WASHINGTON, D.C.— In a landmark change, the Food and Drug Administration announced that it is lifting restrictions on blood donation from gay and bisexual men if they can escape from a Saw-like torture trap. The policy change was timed with the release of Spiral, the soft reboot of the Saw franchise.
The new regulations state that gay and bisexual men can donate blood if they give up their life savings, abstain from touching another person for 3 months, and then allow themselves to be chained to a dirty radiator in an abandoned warehouse and dig through a bin of hypodermic needles to find the key to unlock and remove the exploding butt plug inside them before time runs out.
The FDA hailed its decision as a watershed moment in this nation’s acceptance of the LGBTQ+ community by allowing homosexuals to prove their moral worth through physical torment. Gay men who are eager to assimilate are cheering this decision as the redemption they’ve been waiting for their whole lives. Despite not being loved by their families, or Jesus, the new policy gives these men a generous pathway to be vindicated in the eyes of the FDA.

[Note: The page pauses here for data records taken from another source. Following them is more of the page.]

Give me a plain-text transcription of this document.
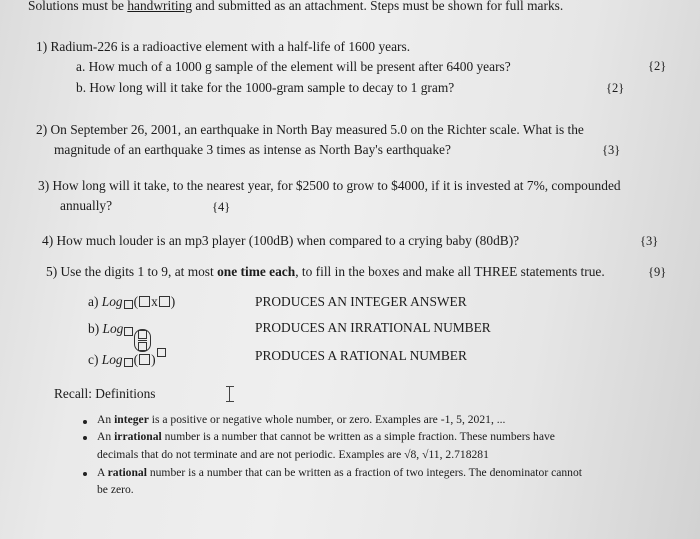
Solutions must be handwriting and submitted as an attachment. Steps must be shown for full marks.
1) Radium-226 is a radioactive element with a half-life of 1600 years.
a. How much of a 1000 g sample of the element will be present after 6400 years?	{2}
b. How long will it take for the 1000-gram sample to decay to 1 gram?	{2}
2) On September 26, 2001, an earthquake in North Bay measured 5.0 on the Richter scale. What is the
magnitude of an earthquake 3 times as intense as North Bay's earthquake?	{3}
3) How long will it take, to the nearest year, for $2500 to grow to $4000, if it is invested at 7%, compounded
annually?	{4}
4) How much louder is an mp3 player (100dB) when compared to a crying baby (80dB)?	{3}
5) Use the digits 1 to 9, at most one time each, to fill in the boxes and make all THREE statements true.	{9}
a) Log ( x )	PRODUCES AN INTEGER ANSWER
b) Log	PRODUCES AN IRRATIONAL NUMBER
c) Log ( )	PRODUCES A RATIONAL NUMBER
Recall: Definitions
An integer is a positive or negative whole number, or zero. Examples are -1, 5, 2021, ...
An irrational number is a number that cannot be written as a simple fraction. These numbers have
decimals that do not terminate and are not periodic. Examples are √8, √11, 2.718281
A rational number is a number that can be written as a fraction of two integers. The denominator cannot
be zero.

Script editor Brain Ashcraft, 34, is one of the first such men to volunteer for this program. Brian, who hasn’t spoken to his family since coming out, was eager to sign up. While he is still excommunicated from the Church of Latter Day Saints, Brian is grateful for the chance to prove his value to society by enduring abstinence from sex with men and literal torture.
When asked about what the torture trap meant to him, the symbolism of the Saw trap was not lost on Brian. To him, the needles clearly represent a healthcare system that continues to neglect gay men and the exploding butt plug teaches gay men to fear their own sexuality.
But more than anything, for Brian, the Saw-like trap is a chance to redeem himself to an institution, any institution. If he can’t self-flagellate enough for the Church of Latter Day Saints, he could at least get the FDA to see him as a valid person.
The origins for this policy came from studies that found heterosexuals perceive gay men as either victims or sexual deviants and that straight people are less likely to object to blood from victims. Respondents of that study further said that as gay men have become accepted in society, it would take being impaled by a butt plug to adequately victimize them again.
Using that as a starting point, and taking inspiration from the Saw franchise, the FDA decided it was best to build an elaborate trap to fully traumatize the gay men that will endure this policy change. FDA officials reiterated they were proud to have found a way to make straight people comfortable through queer trauma.
Despite all the excitement, there are still risks in the implementation of this policy. On whether he’s worried about bleeding to death from an exploded butt plug Brian said, “If I die, I just hope the FDA doesn’t think I’m a total fag.”